# Advanced Time Series Forecasting with Attention LSTM

This project implements a deep learning based time series forecasting system using an Attention-based LSTM model and compares its performance against an XGBoost baseline model.

Evaluation metrics used:
- MAE
- RMSE
- MAPE

We also perform Rolling Origin Cross Validation for robust evaluation.


In [1]:
import numpy as np
import pandas as pd
import torch
import torch.nn as nn
from sklearn.preprocessing import MinMaxScaler
from sklearn.metrics import mean_absolute_error, mean_squared_error
from xgboost import XGBRegressor


## Data Generation

We generate synthetic retail demand data consisting of:
- Sales target (seasonal + trend)
- Foot traffic (correlated feature)
- Market noise (random walk)


In [2]:
np.random.seed(42)

t = np.arange(1095)

sales = 0.05*t + 15*np.sin(2*np.pi*t/365) + np.random.normal(0,2,1095)
traffic = 0.7*sales + np.random.normal(0,1,1095)
noise = np.cumsum(np.random.normal(0,1,1095))

df = pd.DataFrame({
    'Sales_Target':sales,
    'Foot_Traffic':traffic,
    'Market_Noise':noise
})

df.head()


Unnamed: 0,Sales_Target,Foot_Traffic,Market_Noise
0,0.993428,0.614683,-1.598124
1,0.031672,0.100805,-1.135952
2,1.911701,-0.66001,0.888358
3,3.970355,3.695576,-0.474816
4,0.76373,0.881099,-0.28511


## Preprocessing

We normalize the dataset using MinMax scaling and create sliding windows
of past 30 days to predict the next day.


In [3]:
scaler = MinMaxScaler()
scaled = scaler.fit_transform(df)

WINDOW = 30

def create_sequences(data,window):
    X,y=[],[]
    for i in range(len(data)-window):
        X.append(data[i:i+window])
        y.append(data[i+window,0])
    return np.array(X),np.array(y)

X,y = create_sequences(scaled,WINDOW)

split=int(0.8*len(X))
X_train,X_test=X[:split],X[split:]
y_train,y_test=y[:split],y[split:]

X_train=torch.tensor(X_train,dtype=torch.float32)
y_train=torch.tensor(y_train,dtype=torch.float32)
X_test=torch.tensor(X_test,dtype=torch.float32)
y_test=torch.tensor(y_test,dtype=torch.float32)


## Attention LSTM Model

The model uses:
- LSTM encoder
- Attention mechanism
- Fully connected output layer


In [4]:
class AttentionLSTM(nn.Module):
    def __init__(self,input_size,hidden_size):
        super().__init__()
        self.lstm=nn.LSTM(input_size,hidden_size,batch_first=True)
        self.attn=nn.Linear(hidden_size,1)
        self.fc=nn.Linear(hidden_size,1)

    def forward(self,x):
        out,_=self.lstm(x)
        weights=torch.softmax(self.attn(out),dim=1)
        context=torch.sum(weights*out,dim=1)
        return self.fc(context)

model=AttentionLSTM(3,64)
optimizer=torch.optim.Adam(model.parameters(),lr=0.001)
loss_fn=nn.MSELoss()


In [5]:
for epoch in range(40):
    pred=model(X_train).squeeze()
    loss=loss_fn(pred,y_train)
    optimizer.zero_grad()
    loss.backward()
    optimizer.step()

    if epoch%10==0:
        print("Epoch",epoch,"Loss",loss.item())

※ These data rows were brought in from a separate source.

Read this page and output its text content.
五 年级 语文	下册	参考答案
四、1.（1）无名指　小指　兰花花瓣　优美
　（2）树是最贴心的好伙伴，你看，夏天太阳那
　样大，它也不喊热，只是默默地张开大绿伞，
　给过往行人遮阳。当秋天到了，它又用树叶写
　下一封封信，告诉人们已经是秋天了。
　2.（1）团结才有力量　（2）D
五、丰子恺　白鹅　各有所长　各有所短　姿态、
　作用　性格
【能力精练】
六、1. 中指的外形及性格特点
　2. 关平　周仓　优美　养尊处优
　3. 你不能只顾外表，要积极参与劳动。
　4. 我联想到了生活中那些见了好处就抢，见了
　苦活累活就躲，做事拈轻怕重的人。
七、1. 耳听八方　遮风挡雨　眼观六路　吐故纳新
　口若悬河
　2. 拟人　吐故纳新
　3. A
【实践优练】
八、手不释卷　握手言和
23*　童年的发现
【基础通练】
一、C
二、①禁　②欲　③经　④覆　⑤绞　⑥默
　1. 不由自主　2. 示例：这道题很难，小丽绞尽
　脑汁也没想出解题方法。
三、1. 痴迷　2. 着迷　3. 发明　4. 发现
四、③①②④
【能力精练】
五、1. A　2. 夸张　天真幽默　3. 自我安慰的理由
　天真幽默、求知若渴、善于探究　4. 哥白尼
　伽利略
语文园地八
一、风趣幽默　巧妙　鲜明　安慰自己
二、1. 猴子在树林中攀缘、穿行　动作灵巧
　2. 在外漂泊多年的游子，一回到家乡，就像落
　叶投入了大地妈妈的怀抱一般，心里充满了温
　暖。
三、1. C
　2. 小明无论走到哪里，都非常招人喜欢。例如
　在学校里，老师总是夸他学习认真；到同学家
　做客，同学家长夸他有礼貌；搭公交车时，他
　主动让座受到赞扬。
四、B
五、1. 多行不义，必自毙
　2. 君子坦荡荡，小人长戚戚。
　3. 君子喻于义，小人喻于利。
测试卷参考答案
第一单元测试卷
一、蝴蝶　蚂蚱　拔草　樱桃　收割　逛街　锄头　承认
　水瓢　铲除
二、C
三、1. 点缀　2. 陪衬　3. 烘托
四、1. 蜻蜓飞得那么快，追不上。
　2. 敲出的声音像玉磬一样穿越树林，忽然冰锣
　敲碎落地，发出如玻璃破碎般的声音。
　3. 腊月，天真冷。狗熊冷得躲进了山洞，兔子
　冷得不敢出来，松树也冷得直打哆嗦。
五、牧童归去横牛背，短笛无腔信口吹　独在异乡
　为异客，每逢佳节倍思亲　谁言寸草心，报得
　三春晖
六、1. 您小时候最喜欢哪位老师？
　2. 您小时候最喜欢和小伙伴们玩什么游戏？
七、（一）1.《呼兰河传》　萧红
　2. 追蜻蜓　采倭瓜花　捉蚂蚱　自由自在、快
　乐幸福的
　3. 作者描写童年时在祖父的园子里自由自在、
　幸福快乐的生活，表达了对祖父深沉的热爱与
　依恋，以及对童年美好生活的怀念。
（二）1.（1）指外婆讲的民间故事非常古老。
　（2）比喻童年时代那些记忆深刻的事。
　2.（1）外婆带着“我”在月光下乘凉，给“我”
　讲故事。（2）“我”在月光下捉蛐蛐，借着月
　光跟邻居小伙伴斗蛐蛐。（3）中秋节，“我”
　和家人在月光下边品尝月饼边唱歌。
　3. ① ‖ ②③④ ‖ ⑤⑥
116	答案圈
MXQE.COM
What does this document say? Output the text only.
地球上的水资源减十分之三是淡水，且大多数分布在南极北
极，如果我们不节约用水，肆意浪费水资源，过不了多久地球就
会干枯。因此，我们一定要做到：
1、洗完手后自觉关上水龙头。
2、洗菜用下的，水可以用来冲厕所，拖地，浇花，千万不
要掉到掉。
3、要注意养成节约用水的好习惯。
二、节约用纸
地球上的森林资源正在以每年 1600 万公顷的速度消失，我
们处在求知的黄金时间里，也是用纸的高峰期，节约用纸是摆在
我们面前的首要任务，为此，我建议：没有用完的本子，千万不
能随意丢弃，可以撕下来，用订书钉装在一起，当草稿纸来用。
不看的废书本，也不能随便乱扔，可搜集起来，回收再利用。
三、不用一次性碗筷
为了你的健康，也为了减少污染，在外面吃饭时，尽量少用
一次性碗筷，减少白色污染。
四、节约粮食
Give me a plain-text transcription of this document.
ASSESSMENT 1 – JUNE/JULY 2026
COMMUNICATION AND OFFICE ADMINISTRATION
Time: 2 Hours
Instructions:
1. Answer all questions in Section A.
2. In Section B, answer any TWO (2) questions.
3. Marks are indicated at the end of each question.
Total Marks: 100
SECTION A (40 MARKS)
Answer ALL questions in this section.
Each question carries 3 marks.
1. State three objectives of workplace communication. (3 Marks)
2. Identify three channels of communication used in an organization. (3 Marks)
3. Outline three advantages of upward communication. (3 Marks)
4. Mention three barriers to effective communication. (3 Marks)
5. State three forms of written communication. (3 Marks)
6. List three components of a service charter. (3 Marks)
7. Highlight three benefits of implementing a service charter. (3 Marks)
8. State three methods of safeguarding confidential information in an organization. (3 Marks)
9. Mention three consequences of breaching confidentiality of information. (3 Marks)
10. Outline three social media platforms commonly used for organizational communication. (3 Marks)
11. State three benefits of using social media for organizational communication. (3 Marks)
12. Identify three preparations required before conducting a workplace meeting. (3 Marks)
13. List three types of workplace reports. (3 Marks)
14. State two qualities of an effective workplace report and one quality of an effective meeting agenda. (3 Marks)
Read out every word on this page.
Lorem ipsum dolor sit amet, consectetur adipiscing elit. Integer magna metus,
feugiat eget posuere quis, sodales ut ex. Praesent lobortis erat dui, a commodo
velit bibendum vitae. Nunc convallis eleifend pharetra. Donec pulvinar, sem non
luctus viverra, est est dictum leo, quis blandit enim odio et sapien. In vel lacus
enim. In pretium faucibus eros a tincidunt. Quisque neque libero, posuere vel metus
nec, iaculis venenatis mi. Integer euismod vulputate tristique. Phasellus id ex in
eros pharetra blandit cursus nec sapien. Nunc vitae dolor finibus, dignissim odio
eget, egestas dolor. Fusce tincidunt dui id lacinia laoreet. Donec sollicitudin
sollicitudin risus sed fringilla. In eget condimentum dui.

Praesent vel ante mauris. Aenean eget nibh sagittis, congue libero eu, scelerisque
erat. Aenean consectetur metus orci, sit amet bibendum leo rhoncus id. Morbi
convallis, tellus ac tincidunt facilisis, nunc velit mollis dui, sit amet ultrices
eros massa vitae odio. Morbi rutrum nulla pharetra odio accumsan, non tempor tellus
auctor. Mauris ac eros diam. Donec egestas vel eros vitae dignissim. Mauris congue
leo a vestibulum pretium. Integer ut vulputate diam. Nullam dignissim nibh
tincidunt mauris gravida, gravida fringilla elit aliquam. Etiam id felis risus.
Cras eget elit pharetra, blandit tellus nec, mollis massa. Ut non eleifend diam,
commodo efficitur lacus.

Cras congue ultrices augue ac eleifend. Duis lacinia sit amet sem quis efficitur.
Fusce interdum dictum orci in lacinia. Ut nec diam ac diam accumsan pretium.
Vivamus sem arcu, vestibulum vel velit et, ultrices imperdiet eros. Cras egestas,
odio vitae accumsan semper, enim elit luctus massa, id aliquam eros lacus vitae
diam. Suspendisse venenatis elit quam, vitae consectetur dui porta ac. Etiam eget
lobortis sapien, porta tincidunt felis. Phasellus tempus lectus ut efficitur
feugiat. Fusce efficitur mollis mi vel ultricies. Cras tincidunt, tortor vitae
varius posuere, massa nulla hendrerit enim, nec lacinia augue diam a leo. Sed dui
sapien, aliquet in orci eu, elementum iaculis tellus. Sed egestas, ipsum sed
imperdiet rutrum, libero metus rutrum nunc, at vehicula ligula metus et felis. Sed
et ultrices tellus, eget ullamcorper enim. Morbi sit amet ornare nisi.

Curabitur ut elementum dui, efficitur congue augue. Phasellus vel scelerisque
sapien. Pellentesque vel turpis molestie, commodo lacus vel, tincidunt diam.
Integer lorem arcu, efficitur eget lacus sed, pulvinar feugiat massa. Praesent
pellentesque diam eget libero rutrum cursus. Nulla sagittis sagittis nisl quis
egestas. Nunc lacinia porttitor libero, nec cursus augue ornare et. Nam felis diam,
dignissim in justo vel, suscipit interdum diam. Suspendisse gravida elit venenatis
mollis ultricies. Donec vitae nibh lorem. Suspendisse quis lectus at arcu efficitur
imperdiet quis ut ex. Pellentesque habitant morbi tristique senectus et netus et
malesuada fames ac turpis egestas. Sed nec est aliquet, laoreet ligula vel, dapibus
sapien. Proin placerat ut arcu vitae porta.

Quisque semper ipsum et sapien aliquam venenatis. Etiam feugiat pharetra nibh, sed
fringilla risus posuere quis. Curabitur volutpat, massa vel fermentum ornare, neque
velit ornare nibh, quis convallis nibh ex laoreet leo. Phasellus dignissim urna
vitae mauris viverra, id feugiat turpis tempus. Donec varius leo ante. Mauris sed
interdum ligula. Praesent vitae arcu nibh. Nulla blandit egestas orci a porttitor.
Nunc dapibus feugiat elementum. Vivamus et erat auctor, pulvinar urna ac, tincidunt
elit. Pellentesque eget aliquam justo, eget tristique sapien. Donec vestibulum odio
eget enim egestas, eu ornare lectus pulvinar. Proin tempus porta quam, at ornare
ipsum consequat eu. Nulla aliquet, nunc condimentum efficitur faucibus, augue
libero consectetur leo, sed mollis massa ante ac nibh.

Epoch 0 Loss 0.30405905842781067
Epoch 10 Loss 0.1430244743824005
Epoch 20 Loss 0.02876606397330761
Epoch 30 Loss 0.024713926017284393


## Rolling Origin Cross Validation

Instead of predicting the whole test set at once, the model predicts
step-by-step while moving forward through time.


In [6]:
def rolling_cv(model,X,y):
    preds=[]
    for i in range(len(X)):
        with torch.no_grad():
            p=model(X[i:i+1]).item()
        preds.append(p)
    return np.array(preds)

lstm_preds=rolling_cv(model,X_test,y_test)


In [7]:
def metrics(true,pred):
    mae=mean_absolute_error(true,pred)
    rmse=np.sqrt(mean_squared_error(true,pred))
    mape=np.mean(np.abs((true-pred)/true))*100
    return mae,rmse,mape

mae_lstm,rmse_lstm,mape_lstm=metrics(y_test.numpy(),lstm_preds)
print("ATTENTION LSTM:",mae_lstm,rmse_lstm,mape_lstm)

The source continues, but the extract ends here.